A still image. This tool decodes the .mov and saves the chosen frame(s) as TIFF image files — TIFF is a still-image format and cannot hold motion. In Specific Frame mode you get one TIFF; in Multiple Screenshots mode you get one TIFF per captured frame, delivered as a ZIP.
Use LZW or Deflate — both are lossless, so the stored frame is a bit-for-bit match of the decoded video frame, just smaller on disk. The JPEG option (the default) compresses inside the TIFF container and is lossy; pick None for a fully uncompressed file. Note that the source video itself is usually already lossy-encoded (H.264 or HEVC), so a lossless TIFF preserves the frame as decoded but cannot recover detail the video codec discarded.
No.
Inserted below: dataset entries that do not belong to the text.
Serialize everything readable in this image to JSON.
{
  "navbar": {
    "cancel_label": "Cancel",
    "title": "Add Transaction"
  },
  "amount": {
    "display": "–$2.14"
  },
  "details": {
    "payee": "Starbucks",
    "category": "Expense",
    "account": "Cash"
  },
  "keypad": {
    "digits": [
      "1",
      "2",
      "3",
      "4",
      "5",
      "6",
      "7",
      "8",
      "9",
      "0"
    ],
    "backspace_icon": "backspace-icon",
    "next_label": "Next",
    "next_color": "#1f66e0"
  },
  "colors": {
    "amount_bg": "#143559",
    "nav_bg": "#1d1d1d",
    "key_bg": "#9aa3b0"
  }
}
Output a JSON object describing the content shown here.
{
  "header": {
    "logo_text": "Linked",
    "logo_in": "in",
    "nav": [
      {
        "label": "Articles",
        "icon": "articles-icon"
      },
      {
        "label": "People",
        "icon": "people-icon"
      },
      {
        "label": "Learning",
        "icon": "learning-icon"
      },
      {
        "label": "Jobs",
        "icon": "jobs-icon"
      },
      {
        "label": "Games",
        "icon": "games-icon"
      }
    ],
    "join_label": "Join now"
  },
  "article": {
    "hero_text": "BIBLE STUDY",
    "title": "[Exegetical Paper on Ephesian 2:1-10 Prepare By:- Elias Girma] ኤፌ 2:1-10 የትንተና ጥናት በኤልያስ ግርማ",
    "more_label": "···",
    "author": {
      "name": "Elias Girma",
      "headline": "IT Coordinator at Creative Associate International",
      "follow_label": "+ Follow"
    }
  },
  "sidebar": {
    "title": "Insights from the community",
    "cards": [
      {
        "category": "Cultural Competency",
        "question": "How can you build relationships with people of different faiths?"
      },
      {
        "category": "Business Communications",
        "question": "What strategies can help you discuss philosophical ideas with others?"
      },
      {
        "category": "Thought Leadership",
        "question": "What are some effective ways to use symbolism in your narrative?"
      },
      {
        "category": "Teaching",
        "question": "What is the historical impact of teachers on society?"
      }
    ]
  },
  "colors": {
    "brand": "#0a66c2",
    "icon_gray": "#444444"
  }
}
The pixel dimensions of an extracted frame come from the video's resolution — a 1920×1080 clip yields a 1920×1080 still no matter the DPI. The Conversion Quality (DPI) value only writes a print-size tag into the file: a 1920-pixel-wide frame tagged at 300 DPI prints about 6.4 inches wide, while the same frame at 72 DPI prints wider but looks identical on screen.
Yes — switch to Multiple Screenshots and set the Capture Rate to the shortest interval (0.1 seconds, i.e. up to 10 frames per second), which pulls a dense sequence of TIFFs across the clip. This is the workflow astrophotographers use to feed individual frames into stacking software. The number of stills you get depends on the clip length and the interval you choose. To start from a different source container, the video-to-TIFF converter accepts MP4, AVI, MKV, and 30+ other formats.
There is no per-frame pixel cap — the still matches your video's resolution, up to 8K. The real constraint is upload size and time: a long, high-bitrate .mov is a large upload, so trimming to the section you need before uploading is the fastest path. Files are removed from our servers automatically a few hours after processing.
No — .tif and .tiff are the same format; the three-letter spelling is a holdover from older systems that limited extensions to three characters. You can pick either spelling for the output. In our testing, opening the resulting file in Photoshop, GIMP, or Preview behaves identically regardless of which extension you choose.